Школьник сочувственно шевельнул бровью.
– Конечно, не любой, но я тебя понимаю – тебе их жалко, да?
Коля ссутулился, зажал сложенные ладони между коленями.
– Жалко – но не в этом дело. Они совершили преступление, теперь отбывают наказание… Йосич, ну вы же понимаете – нельзя, чтобы там работали одни подонки! Человек приходит в зону с сознанием, что оступился, а когда насмотрится, начинает считать, что виноват не он, а общество, потому что все вокруг сволочи… И если он вдруг видит, что не все вокруг сволочи, если кто-то с ним по-человечески… Знали бы вы, как они тонко улавливают…
Йосич откашлялся, вспоминая, как заключенные разгружали генератор.
– Да, Колечка, я немножко видел. И мне твоя мысль понятна – в тюрьме тоже должны работать порядочные люди, это ты хотел сказать?
Коля кивнул, не меняя позы.
– Но, я догадываюсь, ты пришел поговорить не о нравственной стороне работы тюремного воспитателя?
Коля вздохнул, поправил очки.
– Борис Йосич… Вчера в СИЗО убили человека. Задушили в камере подушкой.
Теперь вздохнул Школьник:
– Вот видишь, Коля… А ты говоришь – несчастные люди…
Коля вскинулся:
– Но это же не заключенные! Его убил надзиратель Потапов.
Школьник ехидно скривился:
– «Задушен подушкой при попытке к бегству».
Коля шутки не принял:
– Нет. После отбоя. Выждал час, пока заснут, зашел в камеру…
– И никто ничего не услышал?
Коля грустно взглянул на доцента.
– Все, конечно, слышали.
– И лежали, молчали?
– А кому охота оказаться следующим?
Школьник вскочил, заметался по крохотной спальне.
– Колечка, но что же делать?!
Остановился:
– Подожди – а как же ты узнал?
– Заключенные сказали.
– А они как узнали?
– У нас всегда все узнают.
– А почему они сказали тебе, а не кому положено?
– Знают, что бесполезно. Даже опасно.
– А тебе?
– Мне хотя бы не опасно.
– Но ты пошел, доложил?
– Я пошел к вам.
Школьник расстроенно уставился на него:
– А я-то что могу тут сделать?
– Это был человек, задержанный по делу Коваля. А вы ведь этим делом занимаетесь, правда? И у вас есть знакомые в милиции, на высоком уровне.
Школьник подумал о Белецком, с сомнением покачал головой. Он, конечно, далек от преступников, но политик… Непонятно, захочет ли ввязываться…

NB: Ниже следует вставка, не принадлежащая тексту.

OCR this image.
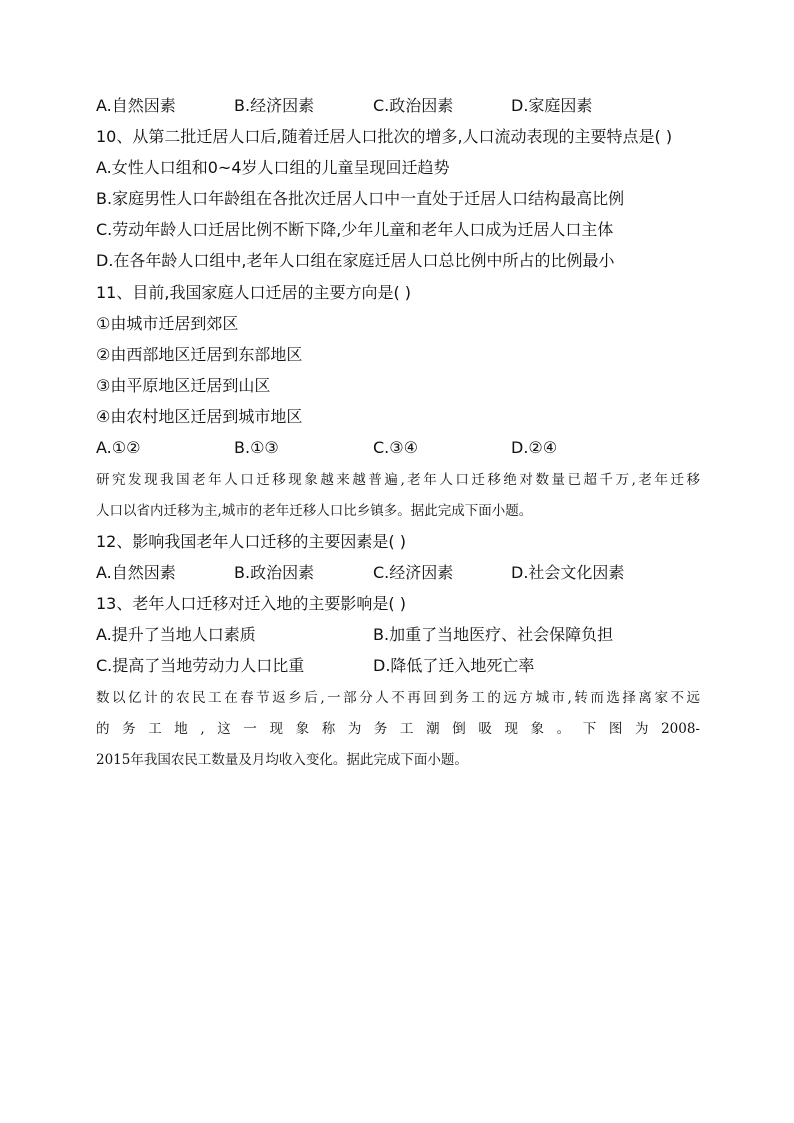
A.自然因素	B.经济因素	C.政治因素	D.家庭因素
10、从第二批迁居人口后,随着迁居人口批次的增多,人口流动表现的主要特点是( )
A.女性人口组和0~4岁人口组的儿童呈现回迁趋势
B.家庭男性人口年龄组在各批次迁居人口中一直处于迁居人口结构最高比例
C.劳动年龄人口迁居比例不断下降,少年儿童和老年人口成为迁居人口主体
D.在各年龄人口组中,老年人口组在家庭迁居人口总比例中所占的比例最小
11、目前,我国家庭人口迁居的主要方向是( )
①由城市迁居到郊区
②由西部地区迁居到东部地区
③由平原地区迁居到山区
④由农村地区迁居到城市地区
A.①②	B.①③	C.③④	D.②④

研究发现我国老年人口迁移现象越来越普遍,老年人口迁移绝对数量已超千万,老年迁移

人口以省内迁移为主,城市的老年迁移人口比乡镇多。据此完成下面小题。

12、影响我国老年人口迁移的主要因素是( )
A.自然因素	B.政治因素	C.经济因素	D.社会文化因素
13、老年人口迁移对迁入地的主要影响是( )
A.提升了当地人口素质	B.加重了当地医疗、社会保障负担
C.提高了当地劳动力人口比重	D.降低了迁入地死亡率

数以亿计的农民工在春节返乡后,一部分人不再回到务工的远方城市,转而选择离家不远

的务工地,这一现象称为务工潮倒吸现象。下图为2008-

2015年我国农民工数量及月均收入变化。据此完成下面小题。
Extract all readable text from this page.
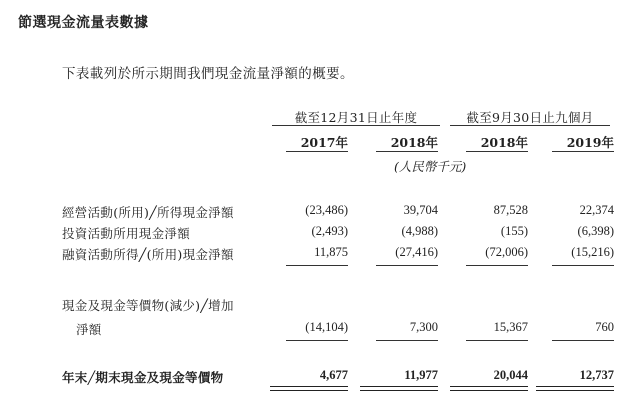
節選現金流量表數據
下表載列於所示期間我們現金流量淨額的概要。
截至12月31日止年度	截至9月30日止九個月
2017年	2018年	2018年	2019年
(人民幣千元)
經營活動(所用)╱所得現金淨額	(23,486)	39,704	87,528	22,374
投資活動所用現金淨額	(2,493)	(4,988)	(155)	(6,398)
融資活動所得╱(所用)現金淨額	11,875	(27,416)	(72,006)	(15,216)
現金及現金等價物(減少)╱增加
淨額	(14,104)	7,300	15,367	760
年末╱期末現金及現金等價物	4,677	11,977	20,044	12,737
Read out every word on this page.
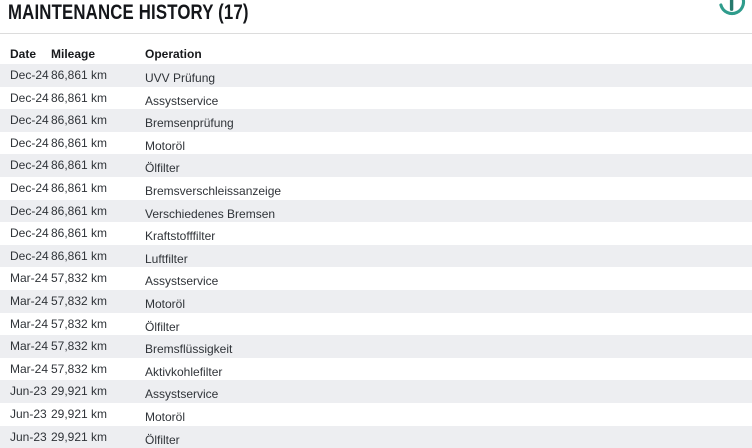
MAINTENANCE HISTORY (17)
Date	Mileage	Operation
Dec-24 86,861 km	UVV Prüfung
Dec-24 86,861 km	Assystservice
Dec-24 86,861 km	Bremsenprüfung
Dec-24 86,861 km	Motoröl
Dec-24 86,861 km	Ölfilter
Dec-24 86,861 km	Bremsverschleissanzeige
Dec-24 86,861 km	Verschiedenes Bremsen
Dec-24 86,861 km	Kraftstofffilter
Dec-24 86,861 km	Luftfilter
Mar-24 57,832 km	Assystservice
Mar-24 57,832 km	Motoröl
Mar-24 57,832 km	Ölfilter
Mar-24 57,832 km	Bremsflüssigkeit
Mar-24 57,832 km	Aktivkohlefilter
Jun-23 29,921 km	Assystservice
Jun-23 29,921 km	Motoröl
Jun-23 29,921 km	Ölfilter
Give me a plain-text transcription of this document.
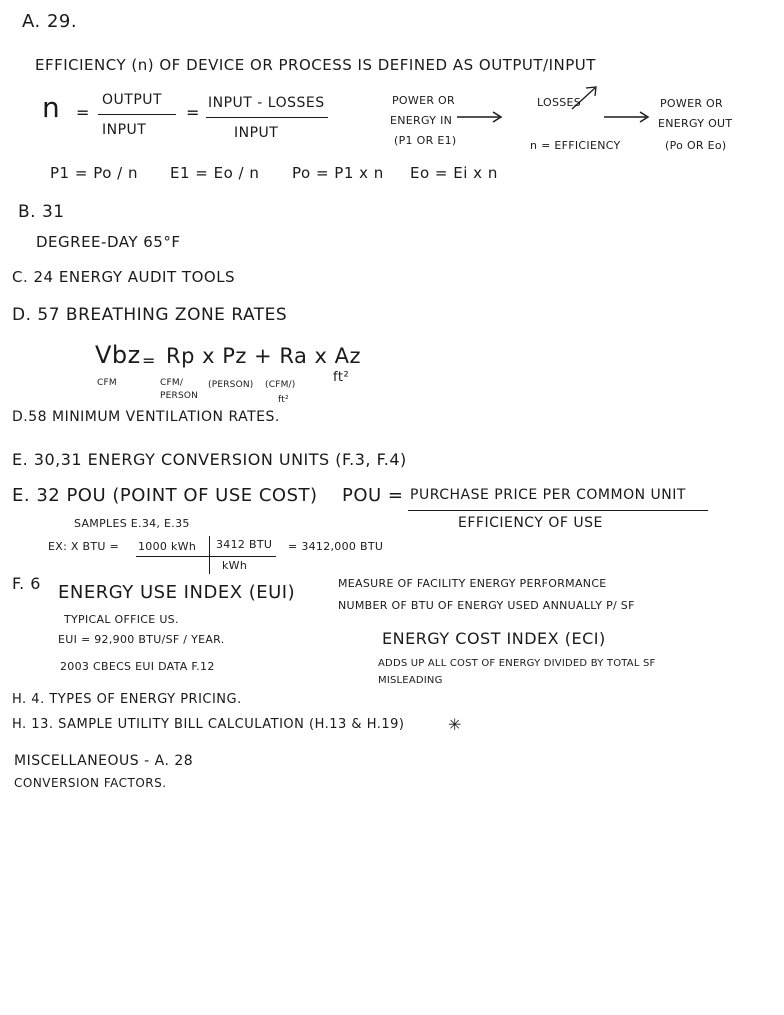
A. 29.
EFFICIENCY (n) OF DEVICE OR PROCESS IS DEFINED AS OUTPUT/INPUT
n =
OUTPUT
INPUT
= INPUT - LOSSES
INPUT
POWER OR
ENERGY IN
(P1 OR E1)
LOSSES
n = EFFICIENCY
POWER OR
ENERGY OUT
(Po OR Eo)
P1 = Po / n E1 = Eo / n Po = P1 x n Eo = Ei x n
B. 31
DEGREE-DAY 65°F
C. 24 ENERGY AUDIT TOOLS
D. 57 BREATHING ZONE RATES
Vbz = Rp x Pz + Ra x Az
ft²
CFM	CFM/
PERSON
(PERSON) (CFM/)
ft²
D.58 MINIMUM VENTILATION RATES.
E. 30,31 ENERGY CONVERSION UNITS (F.3, F.4)
E. 32 POU (POINT OF USE COST) POU = PURCHASE PRICE PER COMMON UNIT
EFFICIENCY OF USE
SAMPLES E.34, E.35
EX: X BTU = 1000 kWh 3412 BTU
kWh
= 3412,000 BTU
F. 6 ENERGY USE INDEX (EUI)	MEASURE OF FACILITY ENERGY PERFORMANCE
NUMBER OF BTU OF ENERGY USED ANNUALLY P/ SF
TYPICAL OFFICE US.
EUI = 92,900 BTU/SF / YEAR.
2003 CBECS EUI DATA F.12
ENERGY COST INDEX (ECI)
ADDS UP ALL COST OF ENERGY DIVIDED BY TOTAL SF
MISLEADING
H. 4. TYPES OF ENERGY PRICING.
H. 13. SAMPLE UTILITY BILL CALCULATION (H.13 & H.19)	✳
MISCELLANEOUS - A. 28
CONVERSION FACTORS.
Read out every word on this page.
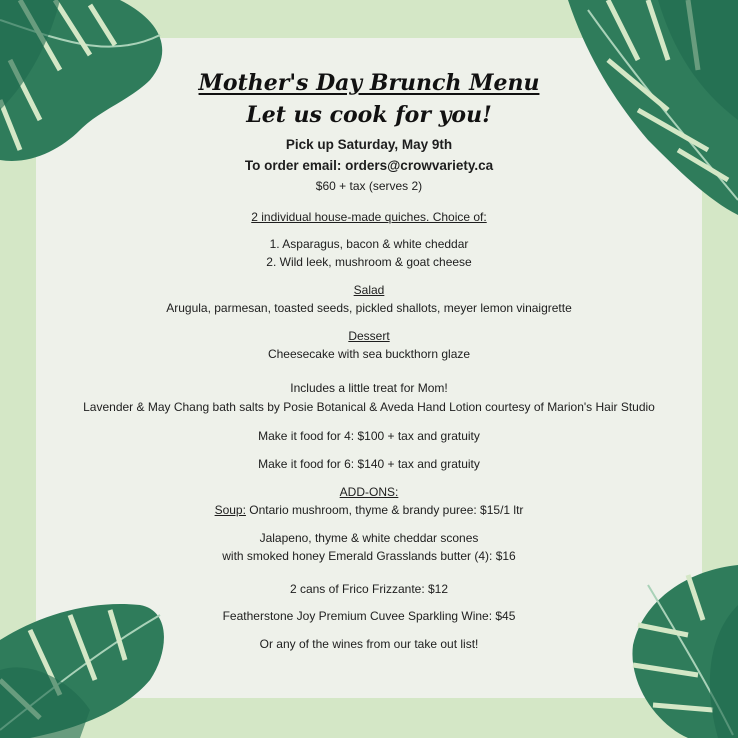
Mother's Day Brunch Menu
Let us cook for you!
Pick up Saturday, May 9th
To order email: orders@crowvariety.ca
$60 + tax (serves 2)
2 individual house-made quiches. Choice of:
1. Asparagus, bacon & white cheddar
2. Wild leek, mushroom & goat cheese
Salad
Arugula, parmesan, toasted seeds, pickled shallots, meyer lemon vinaigrette
Dessert
Cheesecake with sea buckthorn glaze
Includes a little treat for Mom!
Lavender & May Chang bath salts by Posie Botanical & Aveda Hand Lotion courtesy of Marion's Hair Studio
Make it food for 4: $100 + tax and gratuity
Make it food for 6: $140 + tax and gratuity
ADD-ONS:
Soup: Ontario mushroom, thyme & brandy puree: $15/1 ltr
Jalapeno, thyme & white cheddar scones
with smoked honey Emerald Grasslands butter (4): $16
2 cans of Frico Frizzante: $12
Featherstone Joy Premium Cuvee Sparkling Wine: $45
Or any of the wines from our take out list!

– А кто был этот человек? Которого…
Борис Йосич вдруг обнаружил, что не в силах повторить это страшное слово «убили».
Но Коля понял:
– Шофер. Фамилия – Иванов. Он говорил соседям по камере, его обвиняли в убийстве мэра: что он будто бы подставил ему свой самосвал, потом выбрал момент, тормознул, мэр попытался его объехать и столкнулся со встречным.
Борис Йосич поскреб затылок:
– Честно говоря, мы такой вариант разбирали. Вполне могло быть.
– Ребята считают, что он не виноват.
Школьник оживился:
– Очень интересно! А по каким соображениям?
– Без соображений. Они умеют отличить. Редко когда ошибаются.
Коля так и сидел, зажав руки между коленями, говорил ровным голосом, без выражения.
– Но почему же ты не доложил кому положено?
– Потапов с майором вась-вась. Вы ведь помните майора Прибытко?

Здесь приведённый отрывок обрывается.